Собрались мы с Зайчиком в Бахту на Новый год. В Енисее прибывала вода, и на пол-дороги мы врюхались в наледь, да так, что усадили "буран" по подножки. Место поганое — торосы, вокруг вода, а надо на берег. Корячились, вдрызг измочив ноги, и боясь опоздать к празднику, так и не пробились, бросили "буран" и пошли пешком. Морозец хоть и несильный, но градусов под тридцать. По берегу бурановская дорога, твердая, укатанная, и вдали мерцает Бахта огнями. Заяц чуть подмочил ноги, а я набродился как следует и в своих раскисших пимах спасался только быстрым шагом и изо всех сил шевелил пальцами. У Зайца болела нога, да и человек пожилой, все время отставал, отдыхал, и я предложил: " — Ты шкондыбай потихоньку, а я в Бахту побегу, переоденусь, возьму у мужиков "буран" и тебя встречу". И тут Заяц начинает рассказывать историю про двух братьев, попавших точь-в точь в такой же переплет: у одного болела нога, другой пошел за "бураном", а первый замерз. Естественно, кроме раздражения и насмешки эта шитая белыми нитками история ничего у меня не вызвала. Как я злился на него за страх, как насмехался и возмущался лукавством, дескать, чо уж придумывать, сказал бы прямо — не бросай, а то замерзну, дак нет — сочинил байку со страха — не поленился, а главное за дурака держит, думает поверю! Ну, Заяц! Пришли мы в Бахту вместе. Пимы снимали с меня втроем и вместе со штанами — ледяными гармошками. "Буран" вызволили через день. Заяц в Бахте напился и шумел.

Во время гулянки Заяц докапывался до какого-нибудь здоровенного мужика, тот поначалу терпел, пожимал плечами, переводил на шутку, а потом молча выкидывал Зайца с крыльца. Заяц плакал, ругался, дрался, и в конце-концов убегал "к собачкам", дескать, только они его и понимают. С похмелья болел, отлеживался несколько дней.

От постоянного приспособления, униженья стал хитрым, пронырливым. Все шнурил, выслеживал, распутывал следы, кичился своей дотошностью, способностью разгадать, кто что делал, кого добыл, куда ходил. Убили сохатого, приехали ночью. Он на берегу, не успели глазом моргнуть — уже в лодке, мешки с мясом ощупывает. Бывало шуганут — злоба, обида уходит вглубь, копится, вырывается по пьянке скандалом.

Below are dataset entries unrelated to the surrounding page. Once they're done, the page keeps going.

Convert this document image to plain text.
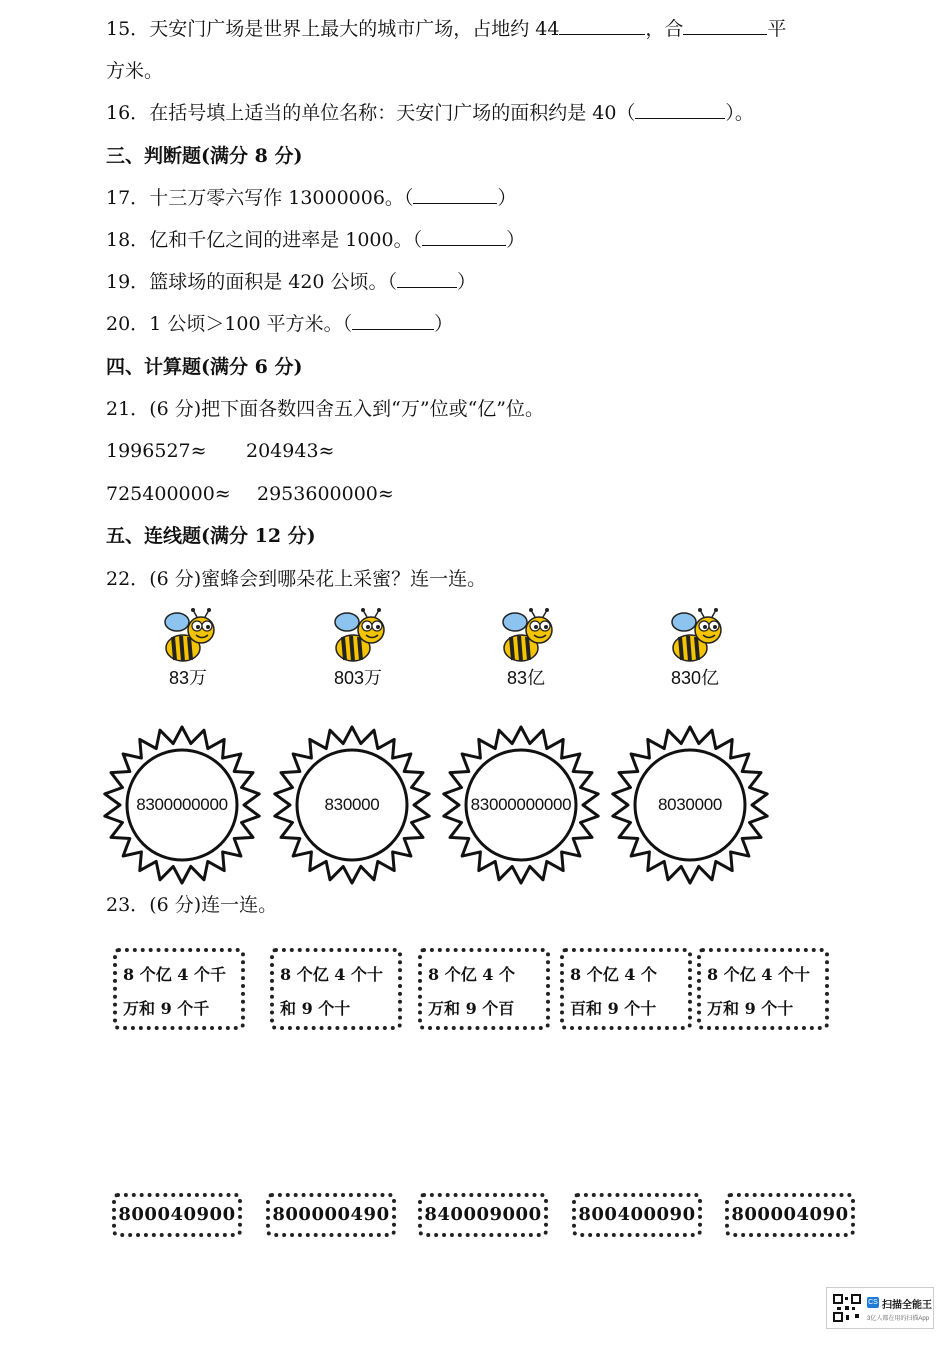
15．天安门广场是世界上最大的城市广场，占地约 44	，合	平
方米。
16．在括号填上适当的单位名称：天安门广场的面积约是 40（	）。
三、判断题(满分 8 分)
17．十三万零六写作 13000006。（	）
18．亿和千亿之间的进率是 1000。（	）
19．篮球场的面积是 420 公顷。（	）
20．1 公顷＞100 平方米。（	）
四、计算题(满分 6 分)
21．(6 分)把下面各数四舍五入到“万”位或“亿”位。
1996527≈ 204943≈
725400000≈ 2953600000≈
五、连线题(满分 12 分)
22．(6 分)蜜蜂会到哪朵花上采蜜？连一连。
83万	803万	83亿	830亿
8300000000	830000	83000000000	8030000
23．(6 分)连一连。
8 个亿 4 个千
万和 9 个千
8 个亿 4 个十
和 9 个十
8 个亿 4 个
万和 9 个百
8 个亿 4 个
百和 9 个十
8 个亿 4 个十
万和 9 个十
800040900	800000490	840009000	800400090	800004090
CS 扫描全能王
3亿人都在用的扫描App
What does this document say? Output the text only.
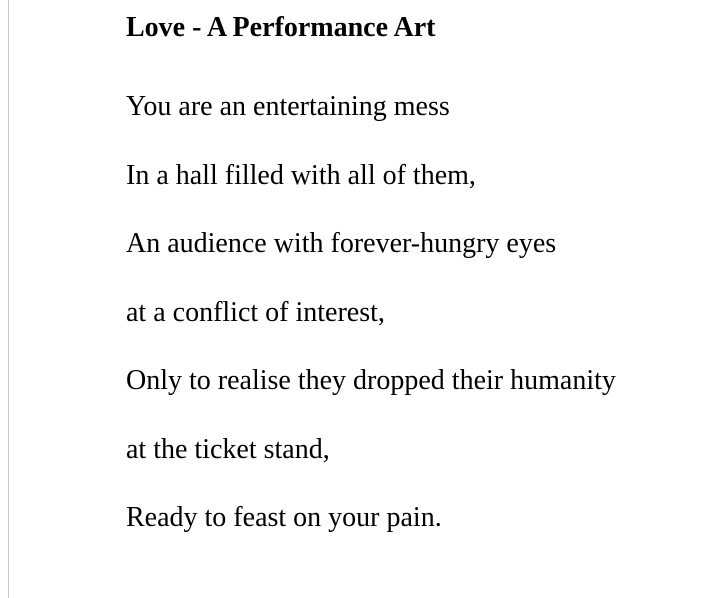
Love - A Performance Art
You are an entertaining mess
In a hall filled with all of them,
An audience with forever-hungry eyes
at a conflict of interest,
Only to realise they dropped their humanity
at the ticket stand,
Ready to feast on your pain.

Баба Шура, тоже одинокая жительница заброшенного станка была связана с Лешей старой дружбой-враждой. Коротая долгие зимы, знали друг друга насквозь, ссорились до ненависти, часто из-за пустяков, мирились — деваться некуда, в одной деревне живут, все равно ходить друг к другу, выручать то тем, то этим. Оба маленькие, вечно в фуфайках, рукавицах — гномы, лешие ли какие. Бабка не любила Лешу за хитрость, лживость. В порыве ненависти, брезгливости вскричала раз, что мол, противный, мелкий, "косточки, как у зайца", так бы и придавила, чтоб "хрустнули". Рассказывала с презреньем, как он однажды засадил в торосах нарту и со зла и бессилья "все уши собакам изгрыз".

На станцию Зайца устроил начальник, человек надутый и своеобразный, раз в году наведывавшийся сюда из Москвы, как в свое имение. И в экспедиции и местные мужики его не любили за барство, бутафорство — все строил грозного, но справедливого отца-начальника, за глупые выходки — приезжая, первым делом поднимал "вопрос о собаках" — все кроме его собственной должны были быть привязанными под страхом расстрела. Был один заведующий станцией, смоленский мужик из охотоведов. Его сука, на редкость рабочая лайка, попала в особую немилось, пришлось ее увезти в соседнюю деревню, потом контрабандно вернуть и держать тайно на чердаке. Начальник прознал, требовал выдать, басил: " — Я не одну собаку застрелил!". Славик, заведующий, вывел жену, детей, собак и корову и сказал что-то вроде: " — Бей уж всех тогда!"